Süleyman Özışık, a pro-government journalist who was revealed back in May to be a mediator between notorious Turkish mob boss Sedat Peker and Interior Minister Süleyman Soylu, has quit his job, local media reported on Friday.
The development was announced on Thursday on YouTube by his brother Hadi Özışık, also a journalist close to the ruling Justice and Development Party (AKP) and owner of the Internethaber news website.
“You have been asking me ‘Where’s Süleyman Özışık?’ I’ll tell you where he is. Süleyman Özışık has quit. Everybody he stood by during hard times and for whom he became everyone’s target turned their backs on him just because Sedat Peker talked about him,” Özışık said in a short video.
Peker, the head of one of Turkey’s most powerful mafia groups who lives in Dubai and is the subject of an outstanding warrant in Turkey, has been making shocking revelations about state-mafia relations and drug trafficking and murders implicating state officials on social media since early May.

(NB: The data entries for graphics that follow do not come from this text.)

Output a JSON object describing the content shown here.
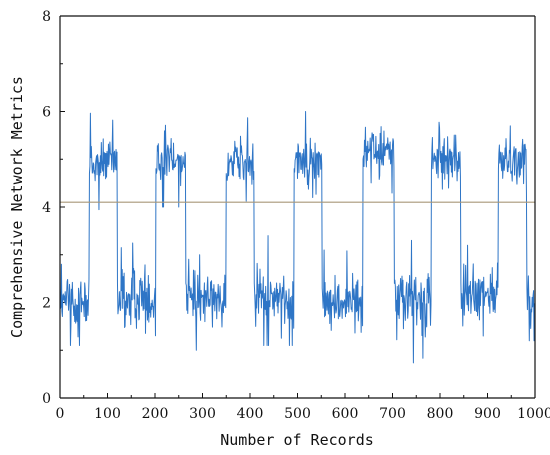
{
  "colors": {
    "series": "#2E75C6",
    "threshold": "#A89779",
    "axis": "#111111",
    "background": "#FFFFFF"
  },
  "chart_data": {
    "type": "line",
    "title": "",
    "xlabel": "Number of Records",
    "ylabel": "Comprehensive Network Metrics",
    "xlim": [
      0,
      1000
    ],
    "ylim": [
      0,
      8
    ],
    "x_ticks": [
      0,
      100,
      200,
      300,
      400,
      500,
      600,
      700,
      800,
      900,
      1000
    ],
    "y_ticks": [
      0,
      2,
      4,
      6,
      8
    ],
    "grid": false,
    "legend": "none",
    "threshold": {
      "y": 4.1,
      "orientation": "horizontal",
      "color": "#A89779"
    },
    "series": [
      {
        "color": "#2E75C6",
        "x_start": 0,
        "x_step": 1,
        "segments": [
          {
            "x_from": 0,
            "x_to": 61,
            "mean": 2.0,
            "spread": 0.55,
            "spike_min": 1.1,
            "spike_max": 2.8
          },
          {
            "x_from": 62,
            "x_to": 120,
            "mean": 4.9,
            "spread": 0.45,
            "spike_min": 3.5,
            "spike_max": 6.0
          },
          {
            "x_from": 121,
            "x_to": 201,
            "mean": 2.1,
            "spread": 0.55,
            "spike_min": 0.8,
            "spike_max": 3.3
          },
          {
            "x_from": 202,
            "x_to": 264,
            "mean": 5.0,
            "spread": 0.45,
            "spike_min": 4.0,
            "spike_max": 6.4
          },
          {
            "x_from": 265,
            "x_to": 349,
            "mean": 2.1,
            "spread": 0.5,
            "spike_min": 1.0,
            "spike_max": 3.0
          },
          {
            "x_from": 350,
            "x_to": 408,
            "mean": 4.9,
            "spread": 0.45,
            "spike_min": 3.9,
            "spike_max": 6.3
          },
          {
            "x_from": 409,
            "x_to": 492,
            "mean": 2.1,
            "spread": 0.5,
            "spike_min": 1.1,
            "spike_max": 3.4
          },
          {
            "x_from": 493,
            "x_to": 551,
            "mean": 5.0,
            "spread": 0.45,
            "spike_min": 4.2,
            "spike_max": 6.0
          },
          {
            "x_from": 552,
            "x_to": 637,
            "mean": 2.0,
            "spread": 0.55,
            "spike_min": 0.6,
            "spike_max": 3.1
          },
          {
            "x_from": 638,
            "x_to": 703,
            "mean": 5.2,
            "spread": 0.45,
            "spike_min": 4.2,
            "spike_max": 6.8
          },
          {
            "x_from": 704,
            "x_to": 781,
            "mean": 2.1,
            "spread": 0.55,
            "spike_min": 0.6,
            "spike_max": 3.3
          },
          {
            "x_from": 782,
            "x_to": 843,
            "mean": 5.0,
            "spread": 0.45,
            "spike_min": 4.0,
            "spike_max": 6.4
          },
          {
            "x_from": 844,
            "x_to": 922,
            "mean": 2.1,
            "spread": 0.55,
            "spike_min": 0.6,
            "spike_max": 3.2
          },
          {
            "x_from": 923,
            "x_to": 982,
            "mean": 5.0,
            "spread": 0.45,
            "spike_min": 3.9,
            "spike_max": 5.9
          },
          {
            "x_from": 983,
            "x_to": 1000,
            "mean": 2.0,
            "spread": 0.45,
            "spike_min": 1.2,
            "spike_max": 2.8
          }
        ]
      }
    ]
  }
}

Soylu and his shadowy relations with the mafia have been a hot topic in the Turkish media ever since the mob boss started making scandalous claims regarding the minister, who became Peker’s main target primarily because he ordered a police raid on the gangster’s house in April when his wife and three children were home alone and because he called Peker “a dirty mafia leader” in a tweet.
Peker on May 18 released two videos on Twitter showing his phone calls with Hadi Özışık as proof of his claim that the journalist and his brother mediated between him and Soylu in order to stop him from making new revelations through videos on YouTube.
Peker released the footage of one of his video calls with Özışık with a note saying, “My dear friends: The Hadi-Süleyman Özışık brothers … have denied that they mediated between Süleyman Soylu and me. … I don’t play tricks on anyone; however, I don’t let anyone disgrace me, either.”
In the video, Özışık tells Peker that it would cause him trouble if his name were to be heard in one of his videos, asking him to remove that part of the video where Peker mentions him. The mob boss explains that he used his name because he was the one who went to see Soylu when the issue regarding Peker’s revelations on social media came up.
Özışık then says it was not him but his brother Süleyman Özışık who went to meet with Soylu, thus admitting that the journalist acted as a mediator between the minister and the mafia leader.
The mafia leader has formerly claimed that it was connections to his family that had helped Soylu rise through the ranks of the right-wing True Path Party (DYP) before he joined the ruling AKP in 2012 at the invitation of then-Prime Minister and current President Recep Tayyip Erdoğan. He also claimed that Soylu helped him avoid police prosecution by notifying him that an investigation was being prepared against him, before he fled Turkey in early 2020. The mob boss further said Soylu previously told people that he and Erdoğan “liked” Peker.